Ferris Bueller’s Day Off - slacker Ferris, played by a young Matthew Broderick, offers up plenty of wisdom for those of us who, you know, have jobs, and mortgages and kids, and are unlikely to ever be able to tap into Ferris’ insouciant advice.
The Graduate - Benjamin Braddock, played by Dustin Hoffman, believes that Mrs. Robinson, played by Anne Bancroft, is attempting to seduce him - he may be right.
Jurassic Park - mathematician Dr. Malcolm, played by Jeff Goldblum, provides this insight, as an element of chaos theory. Here at Rule of Three, we appreciate that the definition of chaos theory dictates that the hallmark of such a system includes three things: it must be sensitive to initial conditions; it must be topologically transitive; and it must have dense periodic orbits. There, I’m glad that we were able to educate you on those critically important facts. And, if you are able to understand what the hell any of it means, please share it with me.
This is Spinal Tap - guitarist Nigel Tufnel, played by Christopher Guest, in this “mockumentary,” explains to interviewer Rob Reiner that the volume on his amplifier goes beyond the “ten” setting on all other amplifiers, and increases to eleven. I debated between the line I chose above and another line which appears in the same scene: “Well, it’s one louder, isn’t it?”
Caddyshack - in this scene, Ty Webb, played by Chevy Chase, counsels Danny Noonan, played by Michael O’Keefe, on how to “be the ball,” by allowing him to hit a golf ball blindfolded; the ball ends up in the pond, and when Danny asks Ty where it went, Ty responds, “Right in the lumber yard,” connecting back to an earlier part of the discussion in which Danny laments that, instead of attending college, he will likely end up working at a lumber yard.
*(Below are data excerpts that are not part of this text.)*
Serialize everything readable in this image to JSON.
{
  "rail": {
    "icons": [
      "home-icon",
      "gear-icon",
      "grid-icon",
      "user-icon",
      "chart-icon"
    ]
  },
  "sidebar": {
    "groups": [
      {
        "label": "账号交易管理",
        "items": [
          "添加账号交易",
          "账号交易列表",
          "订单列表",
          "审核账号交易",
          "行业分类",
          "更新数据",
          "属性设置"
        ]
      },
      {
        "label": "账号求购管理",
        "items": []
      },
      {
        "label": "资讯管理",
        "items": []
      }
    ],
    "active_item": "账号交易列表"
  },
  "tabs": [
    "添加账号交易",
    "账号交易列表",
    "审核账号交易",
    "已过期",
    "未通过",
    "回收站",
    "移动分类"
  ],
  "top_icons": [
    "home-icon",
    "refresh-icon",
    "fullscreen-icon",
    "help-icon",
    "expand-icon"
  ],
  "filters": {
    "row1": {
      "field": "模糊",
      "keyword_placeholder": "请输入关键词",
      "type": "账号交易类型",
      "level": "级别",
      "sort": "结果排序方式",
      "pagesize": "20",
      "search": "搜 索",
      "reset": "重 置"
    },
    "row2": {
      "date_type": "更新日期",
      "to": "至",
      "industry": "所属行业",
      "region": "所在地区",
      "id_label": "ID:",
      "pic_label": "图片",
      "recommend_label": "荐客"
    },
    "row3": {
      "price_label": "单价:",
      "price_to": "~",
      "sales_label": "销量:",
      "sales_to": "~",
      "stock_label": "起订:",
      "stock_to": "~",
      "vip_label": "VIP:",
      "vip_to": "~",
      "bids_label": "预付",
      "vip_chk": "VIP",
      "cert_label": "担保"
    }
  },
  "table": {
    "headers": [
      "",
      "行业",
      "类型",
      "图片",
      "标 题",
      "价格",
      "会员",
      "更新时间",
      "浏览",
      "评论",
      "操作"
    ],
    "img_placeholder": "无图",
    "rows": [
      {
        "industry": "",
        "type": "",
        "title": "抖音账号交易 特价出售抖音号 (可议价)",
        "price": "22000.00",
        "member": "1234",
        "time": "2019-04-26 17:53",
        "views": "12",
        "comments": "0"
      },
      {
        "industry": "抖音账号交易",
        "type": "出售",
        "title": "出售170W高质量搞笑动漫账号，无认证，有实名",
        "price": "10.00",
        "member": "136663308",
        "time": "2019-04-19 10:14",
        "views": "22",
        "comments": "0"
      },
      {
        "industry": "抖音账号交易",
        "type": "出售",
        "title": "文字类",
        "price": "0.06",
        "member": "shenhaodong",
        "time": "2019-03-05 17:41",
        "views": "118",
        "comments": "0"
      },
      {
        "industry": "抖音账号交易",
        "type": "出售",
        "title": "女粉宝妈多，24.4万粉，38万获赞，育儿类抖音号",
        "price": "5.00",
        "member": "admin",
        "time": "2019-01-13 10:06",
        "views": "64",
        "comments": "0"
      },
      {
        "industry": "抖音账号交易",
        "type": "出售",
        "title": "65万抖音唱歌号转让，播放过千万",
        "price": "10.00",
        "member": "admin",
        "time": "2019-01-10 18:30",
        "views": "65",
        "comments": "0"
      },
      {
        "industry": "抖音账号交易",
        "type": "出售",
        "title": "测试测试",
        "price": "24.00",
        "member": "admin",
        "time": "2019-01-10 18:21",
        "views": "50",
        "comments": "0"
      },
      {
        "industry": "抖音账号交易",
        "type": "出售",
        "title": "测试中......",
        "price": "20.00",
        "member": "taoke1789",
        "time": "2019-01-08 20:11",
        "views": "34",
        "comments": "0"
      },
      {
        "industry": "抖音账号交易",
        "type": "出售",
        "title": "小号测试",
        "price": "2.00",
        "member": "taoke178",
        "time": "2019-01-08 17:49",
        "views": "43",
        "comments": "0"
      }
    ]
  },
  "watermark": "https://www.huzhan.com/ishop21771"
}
The real question on your mind should be: “Why didn’t you choose the ‘Be the ball’ quote?’ I would have gotten that one right. Or, even the ‘Your honor, your honor’ one? Or, ‘What an incredible Cinderella story?’” Caddyshack is likely the most chock-full-of-quotes movie there is; as a reward for your engagement, here is a clip containing many of those greatest hits - enjoy!
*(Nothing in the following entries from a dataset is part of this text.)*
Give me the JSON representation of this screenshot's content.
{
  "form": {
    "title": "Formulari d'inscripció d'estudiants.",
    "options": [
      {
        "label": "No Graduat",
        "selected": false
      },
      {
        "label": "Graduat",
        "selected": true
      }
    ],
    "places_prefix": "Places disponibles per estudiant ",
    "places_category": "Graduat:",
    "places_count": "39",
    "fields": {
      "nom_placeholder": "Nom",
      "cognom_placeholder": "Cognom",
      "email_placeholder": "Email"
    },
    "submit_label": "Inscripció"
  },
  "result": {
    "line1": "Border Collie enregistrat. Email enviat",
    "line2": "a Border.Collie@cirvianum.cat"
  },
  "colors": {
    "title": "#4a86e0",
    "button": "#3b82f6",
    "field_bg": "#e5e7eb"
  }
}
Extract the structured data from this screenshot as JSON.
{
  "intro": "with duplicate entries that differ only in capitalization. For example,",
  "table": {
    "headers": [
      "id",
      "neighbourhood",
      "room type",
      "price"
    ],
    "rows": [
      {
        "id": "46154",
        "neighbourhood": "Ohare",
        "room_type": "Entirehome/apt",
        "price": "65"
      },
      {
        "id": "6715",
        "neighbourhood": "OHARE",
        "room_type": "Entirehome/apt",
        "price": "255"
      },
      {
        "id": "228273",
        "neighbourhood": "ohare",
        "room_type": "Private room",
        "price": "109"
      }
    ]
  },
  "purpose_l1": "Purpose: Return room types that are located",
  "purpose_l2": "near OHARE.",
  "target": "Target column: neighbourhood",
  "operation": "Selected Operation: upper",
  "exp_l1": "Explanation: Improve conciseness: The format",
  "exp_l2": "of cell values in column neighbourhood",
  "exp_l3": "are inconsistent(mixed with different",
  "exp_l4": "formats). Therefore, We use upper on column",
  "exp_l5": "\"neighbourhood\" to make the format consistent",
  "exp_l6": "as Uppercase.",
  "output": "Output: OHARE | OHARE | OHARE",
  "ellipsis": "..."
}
Wedding Crashers - this line is delivered by Chazz Reinhold, played by Will Ferrell, upon being visited by John Beckwith, played by Owen Wilson, seeking advice about his friend, Jeremy Gray, played by Vince Vaughn. The movie highlights the crashing of weddings, but Chazz has developed a strategy for crashing funerals. More importantly, I’ve always liked meatloaf.
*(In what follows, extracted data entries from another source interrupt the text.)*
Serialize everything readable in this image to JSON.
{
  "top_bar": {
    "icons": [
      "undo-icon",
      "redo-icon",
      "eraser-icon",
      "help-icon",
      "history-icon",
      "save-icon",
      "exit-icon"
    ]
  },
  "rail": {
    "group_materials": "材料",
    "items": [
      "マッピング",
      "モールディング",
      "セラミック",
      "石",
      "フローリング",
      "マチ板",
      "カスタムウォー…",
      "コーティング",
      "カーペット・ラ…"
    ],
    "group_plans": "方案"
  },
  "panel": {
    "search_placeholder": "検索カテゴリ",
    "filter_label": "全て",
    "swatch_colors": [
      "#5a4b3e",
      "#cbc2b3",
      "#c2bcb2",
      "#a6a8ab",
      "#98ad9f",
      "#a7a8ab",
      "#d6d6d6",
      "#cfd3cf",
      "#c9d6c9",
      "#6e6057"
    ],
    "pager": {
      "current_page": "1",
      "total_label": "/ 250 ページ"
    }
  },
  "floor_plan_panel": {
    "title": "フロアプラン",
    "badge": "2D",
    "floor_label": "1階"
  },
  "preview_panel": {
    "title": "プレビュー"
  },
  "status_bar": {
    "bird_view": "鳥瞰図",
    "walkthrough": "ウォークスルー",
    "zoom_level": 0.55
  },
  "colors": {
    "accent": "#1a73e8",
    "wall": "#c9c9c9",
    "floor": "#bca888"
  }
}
Cool Hand Luke - The Captain, a prison official played by Strother Martin, offers up this explanation, after beating Luke Jackson, an inmate played by Paul Newman, in this 1967 film; Luke wasn’t listening, apparently.
So, how’d you do? Here’s how to interpret your score:
10 correct answers - you cheated, right?
8-9 correct answers - that’s a very strong showing - are you free on Tuesday nights for trivia night at Recon Brewing?
6-7 correct answers - you started strong, but then you became distracted - perhaps a Seinfeld rerun was on?
4-5 correct answers - “Someone with your qualifications would have no trouble finding a top-flight job in either the food service or housekeeping industries.” Award yourself extra credit if you recall that line from Ghostbusters.
2-3 correct answers - “What we've got here is failure to communicate.” Perhaps you didn’t understand the assignment?
0-1 correct answers - I cannot be expected to work under these conditions.
If you scored in the upper quadrant of the scoring rubric, please email your physical address to me at: ruleofthreebs@gmail.com, and we will mail you a fabulous Rule of Three gift pack. If you scored lower on that scale, but would still like to be rewarded with a fabulous Rule of Three gift pack, feel free to do the same - we’ll mail you a fabulous Rule of Three gift pack, but we won’t be happy about it.
Are there perhaps one or two (or, three) classic movie lines which we have not included in this column? Or, perhaps three hundred? Feel free to scribble them in the comments section below, in order that the entire Rule of Three universe can enjoy them. As far as I know, Substack doesn’t limit the amount of space reserved for comments; c’mon, let’s blow it up! Who’s with me? In order to get you started, a few of the “also-rans” include: “Take your stinking paws off me, you damn dirty ape!” (Planet of the Apes); “You sit on a throne of lies.” (Elf); and, “Dear 8-pound, 6-ounce newborn infant Jesus, don't even know a word yet...” (Talladega Nights: The Ballad of Ricky Bobby).
In order to prepare for Tuesday Trivia Night at Recon Brewery, you should subscribe to Rule of Three - plenty of useless trivia is dispensed in the column each week - simply type your email address and click the button below - it's free, man!
I actually did almost cry while attempting taxidermy. I had an unexpected week all to myself in the north woods of the Upper Peninsula, Michigan. I decided to learn new skills based on YouTube videos. I chose taxidermy - with my background as a pathologist I thought there would be some transferable skills. I had my choice of several YouTube tutorials. I gamely attacked a squirrel that a neighbor had dispatched. Squirrel made the mistake of upending his bird feeders. Turns out that pathology and taxidermy didn't have the anticipated transferable skills - in part due to the diminutive size of the squirrel compared to a human. Substack post to follow!
No gift package here - I tallied a measly 6. I did recognize “Mom, Meatloaf” and “Life moves pretty fast” lines but didn’t come up with the movie.
To miss a Caddy Shack line is embarrassing.
Each day should include a quote from 1) Christmas Vacation 2) Caddy Shack and / or 3) Blues Brothers.